The Employment Equity Amendment Bill sits with the president and must be vetoed if the administration is serious about changing tack from policies that have produced record-high unemployment.

It appears that the Competition Commission has taken a harder, disincentivising line towards international businesses merging with SA companies; will this be changed?

Localisation master plans will increase the costs of goods and services, as well as making the movement of goods and inputs through ports and borders more difficult. This will add to rising inflation, with the consequence that embattled consumers cannot engage in much economic activity.

If the government truly desires serious investment it must not erect additional barriers to trade. International investors and businesses will look for those countries where they aren’t forced to deal with additional government-imposed non-tariff trade barriers, such as security concerns and long delays at ports.

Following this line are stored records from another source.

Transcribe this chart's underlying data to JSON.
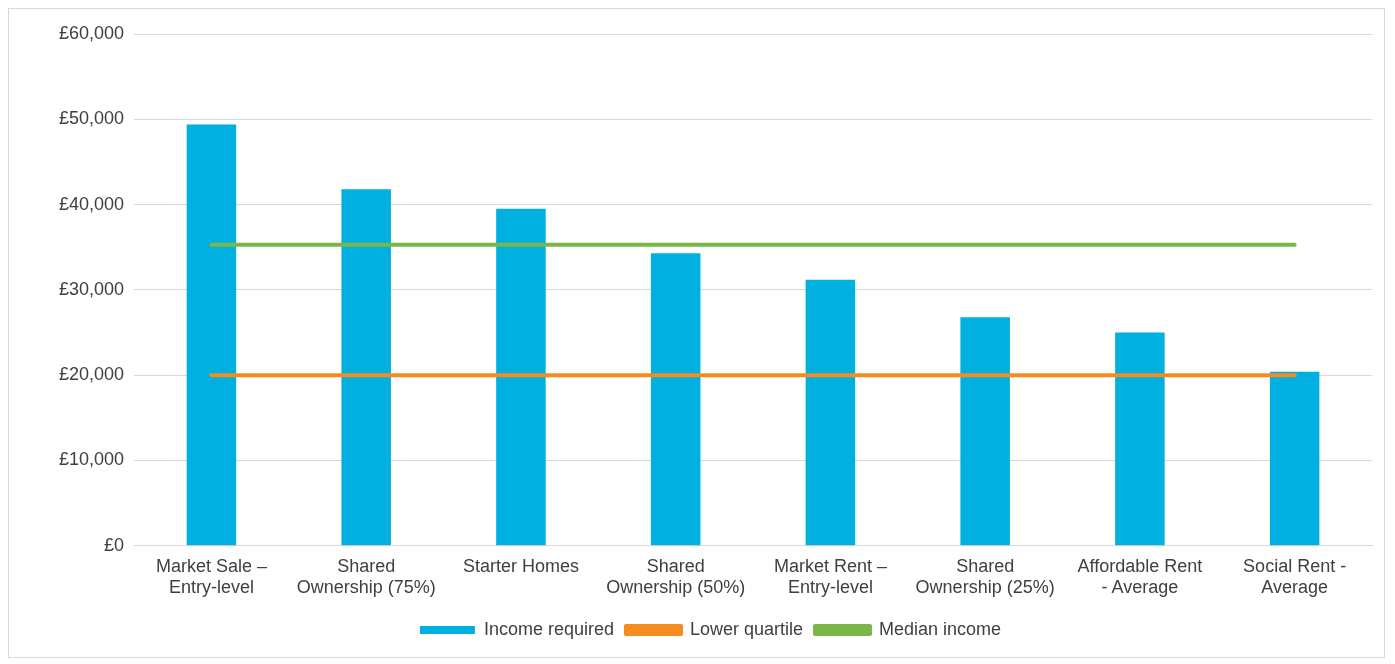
{
  "chart_data": {
    "type": "bar",
    "categories": [
      "Market Sale – Entry-level",
      "Shared Ownership (75%)",
      "Starter Homes",
      "Shared Ownership (50%)",
      "Market Rent – Entry-level",
      "Shared Ownership (25%)",
      "Affordable Rent - Average",
      "Social Rent - Average"
    ],
    "series": [
      {
        "name": "Income required",
        "color": "#00b0e0",
        "values": [
          49400,
          41800,
          39500,
          34300,
          31200,
          26800,
          25000,
          20400
        ]
      },
      {
        "name": "Lower quartile",
        "type": "line",
        "color": "#f68b1f",
        "values": [
          20000,
          20000,
          20000,
          20000,
          20000,
          20000,
          20000,
          20000
        ]
      },
      {
        "name": "Median income",
        "type": "line",
        "color": "#7ab648",
        "values": [
          35300,
          35300,
          35300,
          35300,
          35300,
          35300,
          35300,
          35300
        ]
      }
    ],
    "ylim": [
      0,
      60000
    ],
    "yticks": [
      {
        "value": 0,
        "label": "£0"
      },
      {
        "value": 10000,
        "label": "£10,000"
      },
      {
        "value": 20000,
        "label": "£20,000"
      },
      {
        "value": 30000,
        "label": "£30,000"
      },
      {
        "value": 40000,
        "label": "£40,000"
      },
      {
        "value": 50000,
        "label": "£50,000"
      },
      {
        "value": 60000,
        "label": "£60,000"
      }
    ],
    "grid": "y",
    "legend": "bottom",
    "marker": "none"
  }
}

It is not nearly enough to have a spun-off ports authority. Opening the most lucrative rail corridors to private investment would indicate that government recognises its own shortcomings and isn’t simply focused on window-dressing “reforms”.

Foreign direct investment flows into the country fell 39% to $3.1bn in 2020, from $5bn in 2019. The 2019 figure was also a decline from $5.4bn in 2018. Wishing differently doesn’t make it so. Only radical, pro-economic freedom reforms can achieve a meaningful turnaround.